A historic labor shock may be about to hit the job market.
Professor Ekaterina Abramova of London Business School says:
He said AI is advancing so quickly that it could cause mass layoffs long before new jobs are created to replace them. This mismatch has historically fueled social unrest.
Abramova, who studies technology-driven economic transitions, said advances in AI over the past three years mark a sharp break from earlier waves of mechanization.
In past eras, from textile automation in the 18th century to the decline of manufacturing in the late 20th century, the effects were mostly gradual and largely confined to individual sectors, she said.
But AI is different. “A single AI model can replace thousands of cognitive jobs across multiple industries overnight,” she told Business Insider.
Waves of unemployment outweigh new opportunities
Abramova predicts that layoffs will outpace new job creation over the next five to 10 years, especially without aggressive retraining efforts.
While the exact number of AI-related layoffs is unknown, several major companies have already cited AI as a reason to announce layoffs or layoffs.
Abramova said new AI-related roles often require skills and qualifications that many leavers lack, and entry-level positions such as junior developers, analysts and customer support staff are already among the most vulnerable.
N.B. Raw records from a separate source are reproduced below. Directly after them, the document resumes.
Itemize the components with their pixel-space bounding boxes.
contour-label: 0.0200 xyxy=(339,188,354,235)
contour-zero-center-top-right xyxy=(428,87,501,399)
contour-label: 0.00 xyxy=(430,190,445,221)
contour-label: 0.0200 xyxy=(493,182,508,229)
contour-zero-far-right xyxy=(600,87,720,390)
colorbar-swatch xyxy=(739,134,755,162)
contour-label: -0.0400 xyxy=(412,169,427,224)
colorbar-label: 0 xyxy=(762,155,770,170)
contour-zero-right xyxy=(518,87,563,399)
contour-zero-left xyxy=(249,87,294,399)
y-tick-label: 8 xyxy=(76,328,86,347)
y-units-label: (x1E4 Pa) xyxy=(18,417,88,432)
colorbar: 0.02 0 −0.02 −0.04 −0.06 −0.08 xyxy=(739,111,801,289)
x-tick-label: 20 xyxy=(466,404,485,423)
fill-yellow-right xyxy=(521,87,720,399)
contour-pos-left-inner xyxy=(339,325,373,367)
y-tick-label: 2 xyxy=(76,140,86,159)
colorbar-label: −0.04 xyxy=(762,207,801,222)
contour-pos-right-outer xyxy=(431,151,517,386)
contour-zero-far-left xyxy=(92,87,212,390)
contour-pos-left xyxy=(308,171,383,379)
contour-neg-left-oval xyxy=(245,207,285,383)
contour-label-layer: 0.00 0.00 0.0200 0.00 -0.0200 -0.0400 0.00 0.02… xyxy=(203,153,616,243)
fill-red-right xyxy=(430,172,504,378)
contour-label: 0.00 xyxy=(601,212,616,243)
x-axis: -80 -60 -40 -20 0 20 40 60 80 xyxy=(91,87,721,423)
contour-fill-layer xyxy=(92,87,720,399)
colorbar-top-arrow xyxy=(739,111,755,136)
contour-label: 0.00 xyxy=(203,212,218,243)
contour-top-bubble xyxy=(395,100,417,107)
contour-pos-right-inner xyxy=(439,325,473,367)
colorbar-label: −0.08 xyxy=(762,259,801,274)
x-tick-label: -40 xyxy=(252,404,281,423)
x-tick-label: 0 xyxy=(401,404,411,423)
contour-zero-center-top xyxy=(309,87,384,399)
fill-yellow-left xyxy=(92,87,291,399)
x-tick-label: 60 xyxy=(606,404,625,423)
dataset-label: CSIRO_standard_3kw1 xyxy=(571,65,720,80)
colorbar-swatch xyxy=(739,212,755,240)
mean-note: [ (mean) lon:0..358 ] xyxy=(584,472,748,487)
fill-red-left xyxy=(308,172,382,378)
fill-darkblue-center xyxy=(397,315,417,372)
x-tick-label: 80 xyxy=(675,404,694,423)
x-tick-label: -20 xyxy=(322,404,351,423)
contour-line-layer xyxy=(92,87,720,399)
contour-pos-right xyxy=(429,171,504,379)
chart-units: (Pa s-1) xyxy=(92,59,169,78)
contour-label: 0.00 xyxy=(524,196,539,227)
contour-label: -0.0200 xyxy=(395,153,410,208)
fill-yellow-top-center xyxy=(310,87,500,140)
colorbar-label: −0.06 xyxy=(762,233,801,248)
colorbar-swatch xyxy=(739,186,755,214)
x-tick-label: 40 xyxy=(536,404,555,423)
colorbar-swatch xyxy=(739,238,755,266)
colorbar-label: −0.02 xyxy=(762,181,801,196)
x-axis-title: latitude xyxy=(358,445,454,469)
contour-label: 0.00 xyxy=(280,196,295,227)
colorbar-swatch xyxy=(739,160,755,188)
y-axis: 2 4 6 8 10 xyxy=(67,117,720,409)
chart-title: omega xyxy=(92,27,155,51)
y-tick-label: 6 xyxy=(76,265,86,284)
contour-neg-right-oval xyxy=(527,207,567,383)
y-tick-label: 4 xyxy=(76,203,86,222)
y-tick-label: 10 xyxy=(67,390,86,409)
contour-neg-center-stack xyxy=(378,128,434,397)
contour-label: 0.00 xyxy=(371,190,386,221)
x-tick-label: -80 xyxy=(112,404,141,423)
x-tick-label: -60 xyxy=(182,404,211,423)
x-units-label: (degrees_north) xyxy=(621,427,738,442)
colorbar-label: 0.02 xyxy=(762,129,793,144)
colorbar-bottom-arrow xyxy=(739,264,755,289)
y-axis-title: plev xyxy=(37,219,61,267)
Peter Orszag, Lazard's CEO and former director of the Office of Management and Budget in President Obama's administration, sees similar risks.
Appearing on CNBC's “Squawk Box” this week, Orszag said that if AI delivers on its promise, there will likely be a jobs crisis.
“The labor market deals well with small problems that occur quickly and large problems that occur slowly. It does not cope well with large shocks that occur quickly,” he said.
Why rapid changes in AI may lead to social unrest
Abramova said the social risks extend far beyond the number of unemployed people.
“History shows that social tensions arise when the pace of economic change outstrips the capacity of institutions to support displaced people.”
She pointed to Britain's enclosure laws, which evicted tens of thousands of small farmers from common land, sparking riots and mass immigration, and the closure of coal mines in the 1980s, which decimated mining communities almost overnight and sparked years of strikes and political upheaval.
Business leaders are divided on the impact AI will have on jobs, with Anthropic CEO Dario Amodei and Ford CEO Jim Farley warning of widespread white-collar turnover, while Elon Musk, JPMorgan's Jamie Dimon and OpenAI's Sam Altman predict outcomes ranging from significant disruption to long-term prosperity.
People like Nvidia CEO Jensen Huang and Meta's outgoing chief AI scientist Yann LeCun say AI will transform jobs, not eliminate them.
“Companies that are first to use AI and first to use robotics are very likely to be the most successful initially and end up hiring more people,” Huang said in late October.
“You're losing your job to someone, not a robot. You're losing your job to someone using a robot. You're losing your job to someone using AI,” he added.
A destabilizing transition – but not an inevitable transition
If governments and employers fail to prepare, Abramova said, expect rising inequality, sustained unemployment, weak consumer demand, rising political anger and increased scrutiny as leaders seek to contain dissatisfaction.
In extreme cases, democratic norms could be eroded, she warned.
But he also said the worst outcome was inevitable.
An alternative is worker-augmented AI. That is, a system in which machines handle data-intensive tasks while humans maintain judgment, ethics, and customer relationships. This change will require not just rapid layoffs, but regulatory incentives that reward responsible corporate oversight.
“Without significant support, many displaced workers risk long-term underemployment,” Orszag said.